Guattari : je voudrais finir s’il vous plaît... ce qui me semble donc là important vis-à-vis de Foucault, c’est que Foucault a laissé (inaudible) trop autonomes les sphères du savoir et du pouvoir par rapport à ces sphères de subjectivation. C’est-à-dire que ces problèmes de subjectivation sont encore trop liés à des problèmes de forces. On plie encore des forces, des rapports de forces, or, à ce niveau de subjectivation, il n’est plus question de forces, ni même de rapports de forces, on n’est plus dans la même logique des ensembles discursifs qui vont articuler des territoires distincts les uns des autres. On rentre dans ce que Gilles, à une autre époque, a appelé une logique du sens, une logique de corps sans organes. On rentre dans une logique de l’affect qui ne connaît pas les distinctions entre les entités subjectives les unes par rapport aux autres. Un devenir-féminin comme celui des mouvements féministes ne s’oppose pas à un devenir- homosexuel ou à un devenir-masculin ou à un devenir-enfant ou à un devenir-invisible ou à un devenir-plante. C’est un trait d’intensité existentielle qui s’affirme dans des configurations subjectives tout à fait autres. On peut être pris dans un devenir-féminin tout en étant hétérosexuel. On peut s’engager dans un devenir-plante ou dans un devenir-schizo tout en étant par ailleurs un homme d’action lié à telle ou telle structure où existent des rapports de forces. C’est ce passage à cette autre logique qui compte. Je pense que le pli ne s’instaure pas entre des champs de forces, il s’introduit comme structure de pliage, comme structure processuelle qui va créer un autre type de (inaudible) et c’est ça qui me paraît important et c’est à ce moment-là qu’on verra que, dans la mesure où ce type de renversement s’opère, quelque chose advient, un autre mode de subjectivation s’instaure (inaudible) et puis, sinon, il laisse la place à d’autres types de subjectivation qui se (inaudible) alors eux seulement (inaudible) logique du savoir et (inaudible) logique du rapport de forces.
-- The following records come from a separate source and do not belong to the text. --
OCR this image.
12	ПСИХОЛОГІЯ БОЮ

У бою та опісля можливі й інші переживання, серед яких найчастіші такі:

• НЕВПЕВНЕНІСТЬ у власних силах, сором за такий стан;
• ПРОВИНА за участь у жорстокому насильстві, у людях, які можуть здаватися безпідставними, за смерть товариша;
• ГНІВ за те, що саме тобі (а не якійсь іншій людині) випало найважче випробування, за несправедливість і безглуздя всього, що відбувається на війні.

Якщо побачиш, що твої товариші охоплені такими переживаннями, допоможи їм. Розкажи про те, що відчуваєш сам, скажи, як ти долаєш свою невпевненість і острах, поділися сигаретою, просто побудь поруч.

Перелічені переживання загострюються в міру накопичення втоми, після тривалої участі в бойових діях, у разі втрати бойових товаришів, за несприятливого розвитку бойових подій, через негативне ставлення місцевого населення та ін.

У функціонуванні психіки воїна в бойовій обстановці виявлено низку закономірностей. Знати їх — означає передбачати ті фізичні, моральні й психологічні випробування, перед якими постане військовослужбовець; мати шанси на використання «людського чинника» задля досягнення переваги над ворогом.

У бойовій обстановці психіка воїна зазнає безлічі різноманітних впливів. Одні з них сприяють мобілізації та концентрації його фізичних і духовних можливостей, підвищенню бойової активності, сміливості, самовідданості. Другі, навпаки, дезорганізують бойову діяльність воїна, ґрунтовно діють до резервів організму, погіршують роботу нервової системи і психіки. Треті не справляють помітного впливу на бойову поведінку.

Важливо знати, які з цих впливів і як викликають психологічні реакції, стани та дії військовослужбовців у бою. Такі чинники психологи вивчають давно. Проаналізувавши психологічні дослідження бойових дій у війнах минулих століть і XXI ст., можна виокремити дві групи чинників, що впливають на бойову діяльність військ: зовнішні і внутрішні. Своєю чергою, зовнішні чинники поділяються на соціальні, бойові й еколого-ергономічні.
G.D. : Alors, moi je voudrais, si vous voulez bien, dans ce que vous avez dit, dégager tout de suite trois choses parce qu’elles conviennent assez bien... Les trois choses c’est concernant trois caractères qui n’épuisent pas cette production de subjectivité ou sur ce processus de subjectivation. C’est que, justement parce que... c’est parce qu’il ne dépend pas du pouvoir et du savoir, parce qu’il a cette autonomie, cette dérive, parce qu’il ne dépend pas du pouvoir et du savoir, il mobilise nécessairement, il ne serait pas possible sans un nouveau champ de perception et un nouveau champ d’affection. Un nouveau champ de perception et d’affect. Et c’est ça par exemple... c’est un thème, alors là, qui est commun à beaucoup je crois... qui... vous le trouverez très bien exprimé... l’appel à une nouvelle perception, vous le trouverez exprimé chez Marcuse par exemple, mais vous le trouverez également euh... la drogue, les communautés de drogues se réclamaient essentiellement d’une nouvelle perception... Alors je dis pas du tout que c’était... Nous maintenons le principe que, dans ces opérations de subjectivation, il peut y avoir (inaudible) faillites...
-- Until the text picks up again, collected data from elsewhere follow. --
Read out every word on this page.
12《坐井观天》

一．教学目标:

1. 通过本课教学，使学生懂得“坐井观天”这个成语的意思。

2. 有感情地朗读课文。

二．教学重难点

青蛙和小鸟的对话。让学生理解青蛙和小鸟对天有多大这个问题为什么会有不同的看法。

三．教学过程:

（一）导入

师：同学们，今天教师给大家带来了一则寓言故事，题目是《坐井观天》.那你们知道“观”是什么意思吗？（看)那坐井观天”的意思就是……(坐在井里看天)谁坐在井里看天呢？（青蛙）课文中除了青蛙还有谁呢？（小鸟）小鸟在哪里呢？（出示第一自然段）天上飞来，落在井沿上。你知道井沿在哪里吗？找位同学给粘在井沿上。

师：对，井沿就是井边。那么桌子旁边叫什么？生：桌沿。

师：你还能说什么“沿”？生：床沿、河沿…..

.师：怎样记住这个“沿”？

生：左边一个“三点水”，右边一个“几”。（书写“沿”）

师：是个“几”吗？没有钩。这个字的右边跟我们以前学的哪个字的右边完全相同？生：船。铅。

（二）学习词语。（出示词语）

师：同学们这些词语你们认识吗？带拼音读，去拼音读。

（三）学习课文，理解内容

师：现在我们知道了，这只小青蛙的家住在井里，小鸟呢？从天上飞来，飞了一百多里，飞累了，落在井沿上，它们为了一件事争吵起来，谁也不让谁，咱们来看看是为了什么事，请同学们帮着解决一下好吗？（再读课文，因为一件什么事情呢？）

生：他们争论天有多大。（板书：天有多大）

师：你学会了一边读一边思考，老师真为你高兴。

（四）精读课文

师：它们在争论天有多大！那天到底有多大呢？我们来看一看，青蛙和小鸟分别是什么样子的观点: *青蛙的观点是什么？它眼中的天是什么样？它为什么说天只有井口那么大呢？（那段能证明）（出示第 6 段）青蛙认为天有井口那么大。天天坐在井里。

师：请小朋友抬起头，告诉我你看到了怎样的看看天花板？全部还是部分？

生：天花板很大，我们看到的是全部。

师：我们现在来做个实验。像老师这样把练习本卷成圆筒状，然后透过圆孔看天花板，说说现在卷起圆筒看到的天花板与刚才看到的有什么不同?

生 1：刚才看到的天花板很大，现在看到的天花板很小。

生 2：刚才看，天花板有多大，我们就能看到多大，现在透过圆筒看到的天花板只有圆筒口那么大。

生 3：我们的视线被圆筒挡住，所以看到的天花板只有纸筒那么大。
Ce qui m’intéresse c’est donc, indépendamment des réussites ou des échecs, les thèmes, les espèces de grandes revendications. Or, là, comme l’a dit Félix, la revendication d’une nouvelle manière de percevoir, d’un nouveau champ de perception et d’un nouveau champ d’affect est fondamentale. Et il est d’autant plus fondamental, encore une fois, que la subjectivation ne découle pas d’une dialectique du savoir. Donc ne peut nourrir son autonomie que de nouvelles perceptions, de nouvelles affections. Par exemple le texte de Marcuse allant le plus dans ce sens..., mais il dit : allez-y ! Il dit pas quelle est cette nouvelle perception, euh... C’est euh... c’est un petit volume qui s’appelle Vers la libération. Mais je pense que, dans certains cas, on a été plus loin dans l’analyse de ces nouvelles manières de percevoir. Le deuxième point qu’a dégagé Félix et qui me paraît essentiel c’est que tout processus de subjectivation non seulement entraîne de nouveaux champs de perception et d’affection, mais constitue lui-même une ouverture de potentialité, c’est-à-dire répond au thème pas spécialement de la spontanéité, mais de la créativité.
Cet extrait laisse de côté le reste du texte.